New York City’s official seal dates to a 1914 city commission that was responsible for choosing a seal and flag for the newly unified five boroughs. The seal depicts a colonial settler or a sailor in pantaloons holding a rope or plummet to be more precise, and a Native American in a loincloth with two eagle feathers and holding a bow, along with flour barrels, beavers, and a windmill reflecting the city’s history as the Dutch colony of New Amsterdam.
The city’s Department of Citywide Administrative Services identifies the settler as Dexter and the Native American as Sinister based on their positioning on the seal.
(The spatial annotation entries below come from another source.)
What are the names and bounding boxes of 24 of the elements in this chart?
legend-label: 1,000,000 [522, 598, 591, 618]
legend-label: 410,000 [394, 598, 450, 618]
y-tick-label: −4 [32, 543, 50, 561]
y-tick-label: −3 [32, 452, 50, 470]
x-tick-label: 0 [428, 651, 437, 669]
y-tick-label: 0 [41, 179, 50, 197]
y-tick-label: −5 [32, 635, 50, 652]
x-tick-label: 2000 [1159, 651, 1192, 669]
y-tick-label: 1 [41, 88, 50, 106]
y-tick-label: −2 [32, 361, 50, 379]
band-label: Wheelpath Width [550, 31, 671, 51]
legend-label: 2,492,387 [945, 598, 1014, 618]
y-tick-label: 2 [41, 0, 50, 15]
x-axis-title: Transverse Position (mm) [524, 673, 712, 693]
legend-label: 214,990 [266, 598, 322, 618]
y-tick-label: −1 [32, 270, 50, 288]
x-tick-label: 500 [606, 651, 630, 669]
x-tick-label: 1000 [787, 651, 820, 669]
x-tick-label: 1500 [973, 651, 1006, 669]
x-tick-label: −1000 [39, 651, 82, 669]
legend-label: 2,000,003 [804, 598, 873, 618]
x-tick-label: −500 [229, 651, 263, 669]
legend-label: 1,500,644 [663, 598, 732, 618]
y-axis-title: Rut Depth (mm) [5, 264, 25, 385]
Nationwide protests echoed with the Black Lives Matter movement have emerged following the deaths of Black Americans at the hands of police. These protests have put several historic symbols, including public art, monuments, flags, and statues which carry the legacy of slavery, racism, and colonialism in the U.S., under heavy scrutiny. And now people have started talking more openly about systematic racism and societal bias.
However, there is a difference of opinion among experts over de Blasio’s willingness.
Joe Baker, the executive director of the Lenape Center, is of the opinion that the seal ignores the controversial history of violence and destruction done by the settlers, so it should be changed.
Whereas Robert Snyder, the historian and professor emeritus of American studies at Rutgers University, opposes any alteration to historical artifacts, saying they hold historical significance and allow people to understand their past and the present.
De Blasio, who himself is a strong proponent of the Black Lives Matter movement, has already appointed a commission to reconsider some of the city’s statues with ongoing protests. He has promised in this case to appoint another commission to re-examine the New York City’s seal and decide if it is of any significance to the present situation.